Positional Encoding 은 아래 식과 같이 구할 수 있다.

PE_(pos,2i)=sin(pos/10000^2i/d_model)

PE_(pos,2i+1)=cos(pos/10000^2i/d_model)

위 식과 같이 주기 함수를 사용하지 않고 학습된 Positional embedding을 사용해도 된다.

Positional embedding 사용한 결과와 주기 함수를 사용한 결과가 같은 것을 Table 3을 통해 알 수 있다.
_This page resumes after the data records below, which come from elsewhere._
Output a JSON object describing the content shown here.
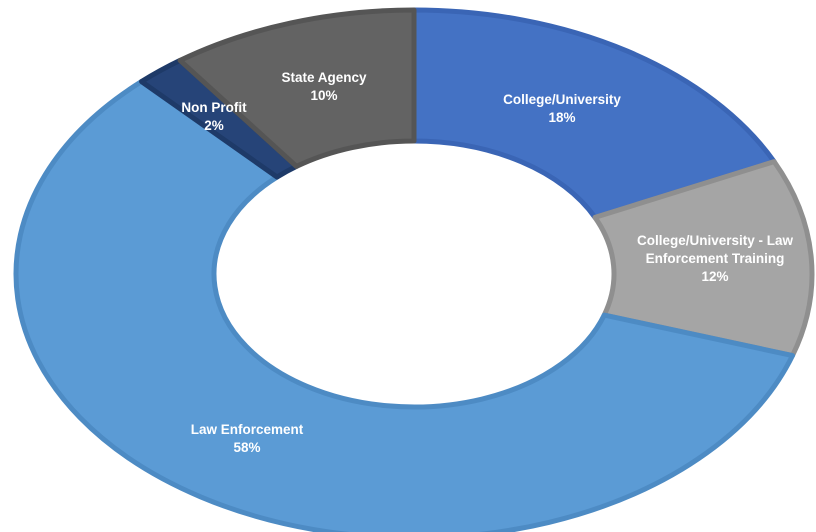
{
  "chart_data": {
    "type": "donut",
    "title": "",
    "legend": "none",
    "slices": [
      {
        "label_lines": [
          "College/University"
        ],
        "value": 18,
        "value_label": "18%",
        "color": "#4472c4",
        "stroke": "#3a65b5"
      },
      {
        "label_lines": [
          "College/University - Law",
          "Enforcement Training"
        ],
        "value": 12,
        "value_label": "12%",
        "color": "#a5a5a5",
        "stroke": "#8f8f8f"
      },
      {
        "label_lines": [
          "Law Enforcement"
        ],
        "value": 58,
        "value_label": "58%",
        "color": "#5b9bd5",
        "stroke": "#4d8bc4"
      },
      {
        "label_lines": [
          "Non Profit"
        ],
        "value": 2,
        "value_label": "2%",
        "color": "#264478",
        "stroke": "#1e3a68"
      },
      {
        "label_lines": [
          "State Agency"
        ],
        "value": 10,
        "value_label": "10%",
        "color": "#636363",
        "stroke": "#555555"
      }
    ]
  }
}
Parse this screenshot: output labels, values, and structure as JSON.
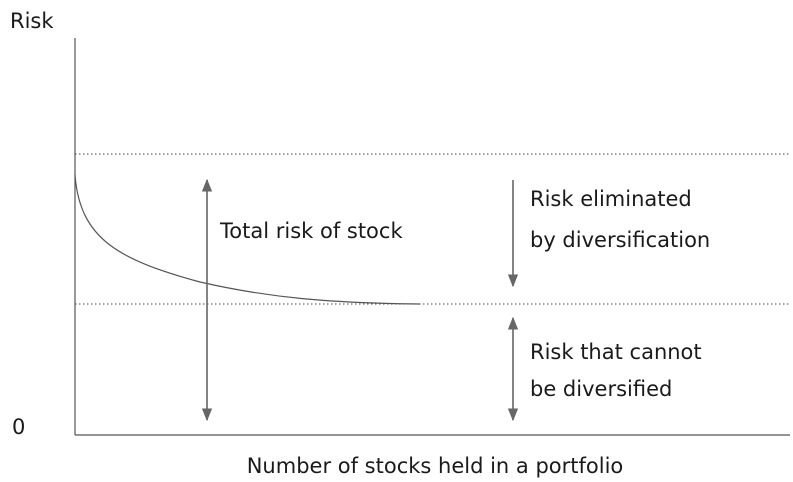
{
  "y_axis": {
    "label": "Risk",
    "origin_label": "0"
  },
  "x_axis": {
    "label": "Number of stocks held in a portfolio"
  },
  "annotations": {
    "total_risk": "Total risk of stock",
    "eliminated": [
      "Risk eliminated",
      "by diversification"
    ],
    "undiversifiable": [
      "Risk that cannot",
      "be diversified"
    ]
  }
}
하지만 본 논문에서 주기 함수를 사용한 이유는 training 시 사용한 sequnce의 길이보다 긴 sequnce에 대해 더 좋은 성능을 보여주기 때문이다.

2) Attention Mechanism

본 논문에서 는 3가지의 Attention Mechanism을 사용한다.

- Encoder Self Attention : Query = key = value

- Masked Decoder Self-Attention : Query = key = value

- Encoder-Decoder Attention : Query (decoder vector), key = value (encoder vector)

이러한 Attention 방식을 사용하여 Attention scores를 구하게 된다.

Attention scores를 softmax에 넣어 최종적으로 정보를 압축시킨 context vector을 만든다.

https://jalammar.github.io/visualizing-neural-machine-translation-mechanics-of-seq2seq-models-with-attention/

3. Results

Table 2: Variations on the Transformer architecture.

Table 1

본 논문에서 제시한 model 인 Transformer 이 BLEU, FLOPs 면에서 다른 model 들에 비해 더 좋은 성능을 보여주고 있다.

Table 2

1) 행(B)에서 는 attention key size를 줄이게 되면 model의 성능이 저하되는 것을 알 수 있다.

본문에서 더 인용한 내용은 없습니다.